Friday, April 06, 2007

It Takes Two to Tantrum

(Photo: 3/27/07 - Hazel 2yrs old, Ginger 9wks old)

Hazel turned two last week. And something changed. We had a massive public tantrum two days after her birthday - I'm still too traumatized to discuss the details but the point is that she's TWO! I've read enough child development books to understand the physical and cognitive issues behind tantrums, but I was still caught totally unprepared to handle one. I felt confused and totally helpless, with added frustration and embarrassment of strangers and friends watching. As she lay prostrate on the ground kicking, crying and screaming, HELPLESS was my main feeling - helpless to make her feel better, helpless to fix the situation, helpless to communicate with her, helpless to stop the scene. Anger ran a close second - angry at the people watching, angry at myself for not knowing what to do, angry at Hazel for being "so unreasonable"! And then angry at myself for being angry at her when I understood it was all she could do to express her own frustration.

We just high-tailed it out of the situation as soon as we could, sat outside to recover for awhile, then came home.

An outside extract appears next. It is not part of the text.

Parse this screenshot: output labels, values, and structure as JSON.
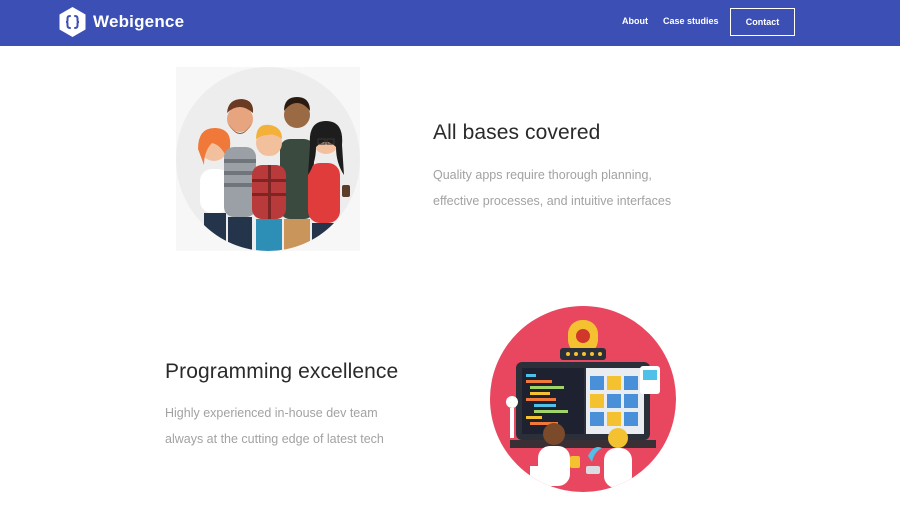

Put on a show for her (what else? Dora...) and called my Mom to help me recover. Took me all day to recover, really. I also ordered several books on toddlers and tantrums and a brilliant children's book called The Chocolate-Covered-Cookie Tantrum. I don't want to stifle or shame her when she has overwhelming emotions, but I do want to get better at 1) seeing them coming, 2) understanding what's going on behind the tantrum, 3) minimizing feeling embarrassed in public so I can focus on my daughter, and 4) helping her work through them. My mom said this is great practice for the teenage years and she's not the only one. Experts say they're very similar. Don't I know it - I don't remember being two but I distinctly remember having such extreme emotions as a teenager I often didn't know what to do with them - too old to tantrum but lacking any other effective outlet I spent a lot of time crying. Maybe I can help my daughters have a little better time of it...starting now.

6 comments:

dave said...

Welcome to your blog! We had massive concurrent anger explosions today - I think Michelle told you about it. Still working on knowing exactly how to handle it all.

I said...

Love the title of this installment. No kidding, though... freakin' two year olds! Maybe try identify super-desirable "carrots" to employ as a distraction during the tantrum. When my kid starts to implode, if I offer to let him watch some Futurama on my cell phone: problem solved. (That's probably not the ideal way to handle the situation... but it stops the crying, anyway...)

tona said...

love the blog, Kari! Tantrums are sure a challenge. They point to good things -- independence of thought, agency, determination -- but in the midst of it, they're horrible. Try to focus more on her and you than on anyone who might be watching. You'll likely never see them again, and anyway, if they're parents, they totally know what you're going through. Totally.

Shells said...

Tantrums, so hard. We spent a lot of time in the off tantrum hours working on communication skills. How to ask us for help, etc. We also took a cue from Maren and tried to prep Hilde in advance for anything that we thought might trigger a tantrum. It didn't always work, but at least we felt like we were trying to do something.

Kari (Disco Mom) said...

I love everyone's input - all great ideas and ones I have or will try to implement. Unfortunately my cell phone isn't fancy like Isaac's and doesn't play pop culture cartoons. I can often persuade with m&m's and I try to keep the snack size ones in the car or bag. And having worked in special education I am trained to explain and prepare kids for what is coming next, so I do try to always tell Hazel where we're going or what to expect. But of course you just can't always know yourself, or know what will set her off when you're doing something new. Thanks for the blog support, keep the comments coming!

Maren said...

Sorry I'm late on the discussion here. You're right in saying that you can only be so prepared. You can have a bag of tricks and tell your kid everything about what's going to happen and still have a total meltdown. My strategies change from timr to time depending on the child, the age, the situation, and my level of patience. My advice is to read all the books you can, secretly stare at other parents to see how they handle it, then do the best you can and cut yourself some slack for the times you're not able to control your child's behavior!